Switzerland really seems to have its act together. The country has spent the last fourteen years constructing a power generation source that has to be seen to be believed. You can think of it as a ‘water battery’. That is, a battery that stores water for later use.
And it’s not small, either. It stores the equivalent of 20 million kWh, for use in case of emergencies, and it’s powered by those times when there’s too much power being generated. Can you imagine such a thing? Switzerland’s hydropower facility, run by a company called Nant de Drance, went into operation at the beginning of this month.
Let’s move to Switzerland
The concept behind the Nant de Drance facility is pretty simple. Water is stored in two reservoirs. When there’s a surplus(!) of power, it’s used to pump water to a raised reservoir. There it stays, an effective ‘battery’ for those times when power demand spikes.

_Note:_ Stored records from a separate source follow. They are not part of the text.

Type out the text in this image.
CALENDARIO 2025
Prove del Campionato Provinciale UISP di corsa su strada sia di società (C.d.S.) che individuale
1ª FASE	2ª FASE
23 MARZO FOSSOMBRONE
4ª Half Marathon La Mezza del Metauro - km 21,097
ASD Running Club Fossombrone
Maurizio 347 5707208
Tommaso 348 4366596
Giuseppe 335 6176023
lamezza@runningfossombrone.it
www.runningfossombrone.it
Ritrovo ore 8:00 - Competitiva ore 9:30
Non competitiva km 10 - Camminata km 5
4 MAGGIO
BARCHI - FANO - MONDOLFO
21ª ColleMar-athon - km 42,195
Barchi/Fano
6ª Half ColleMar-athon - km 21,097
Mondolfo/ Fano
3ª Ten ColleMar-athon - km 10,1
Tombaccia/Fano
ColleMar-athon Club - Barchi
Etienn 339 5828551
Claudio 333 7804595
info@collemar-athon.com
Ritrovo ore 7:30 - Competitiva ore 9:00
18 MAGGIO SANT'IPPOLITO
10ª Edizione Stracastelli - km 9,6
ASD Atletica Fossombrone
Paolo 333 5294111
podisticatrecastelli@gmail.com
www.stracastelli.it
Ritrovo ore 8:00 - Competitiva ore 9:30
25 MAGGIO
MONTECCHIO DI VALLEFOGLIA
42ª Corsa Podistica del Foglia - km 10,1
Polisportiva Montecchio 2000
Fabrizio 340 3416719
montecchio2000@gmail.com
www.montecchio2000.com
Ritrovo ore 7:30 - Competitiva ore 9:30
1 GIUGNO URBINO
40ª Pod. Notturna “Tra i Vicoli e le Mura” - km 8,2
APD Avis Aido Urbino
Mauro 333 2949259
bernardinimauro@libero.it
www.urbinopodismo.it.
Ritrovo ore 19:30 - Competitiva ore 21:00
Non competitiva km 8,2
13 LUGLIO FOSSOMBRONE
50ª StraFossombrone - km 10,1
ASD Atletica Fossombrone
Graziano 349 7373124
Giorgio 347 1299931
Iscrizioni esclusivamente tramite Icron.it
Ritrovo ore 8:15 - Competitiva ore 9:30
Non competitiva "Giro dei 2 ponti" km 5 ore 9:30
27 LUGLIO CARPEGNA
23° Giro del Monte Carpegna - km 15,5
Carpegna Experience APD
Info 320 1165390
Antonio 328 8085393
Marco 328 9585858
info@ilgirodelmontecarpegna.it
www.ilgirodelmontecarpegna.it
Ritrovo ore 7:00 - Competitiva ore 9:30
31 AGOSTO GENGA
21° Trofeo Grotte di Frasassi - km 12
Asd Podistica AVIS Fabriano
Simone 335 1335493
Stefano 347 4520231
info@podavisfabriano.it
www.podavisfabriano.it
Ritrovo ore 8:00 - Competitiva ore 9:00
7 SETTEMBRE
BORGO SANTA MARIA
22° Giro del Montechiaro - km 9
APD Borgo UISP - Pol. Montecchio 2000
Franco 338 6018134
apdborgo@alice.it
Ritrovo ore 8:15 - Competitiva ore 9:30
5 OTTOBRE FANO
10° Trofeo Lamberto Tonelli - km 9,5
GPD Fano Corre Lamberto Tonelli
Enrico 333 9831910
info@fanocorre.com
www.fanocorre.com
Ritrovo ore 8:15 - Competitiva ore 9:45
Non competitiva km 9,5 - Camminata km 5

When it does spike, and existing power generation battles to keep up, the battery jumps into action. That stored water runs through six turbines, which can generate 900MW at very short notice. That’s enough to keep the lights on at over 900,000 homes. Best of all, it can be topped up again just as soon as there’s surplus power generation. Which, obviously, means it won’t work here. South Africa doesn’t have surplus power. Or surplus water.
The idea of pumping water to elevated positions to use for power isn’t new. The concept has been around in Switzerland for quite a while. America also makes use of the concept, and China recently decided to create 270GW of green storage capacity. It’s something to consider, if South Africa ever gets its coal problems under control.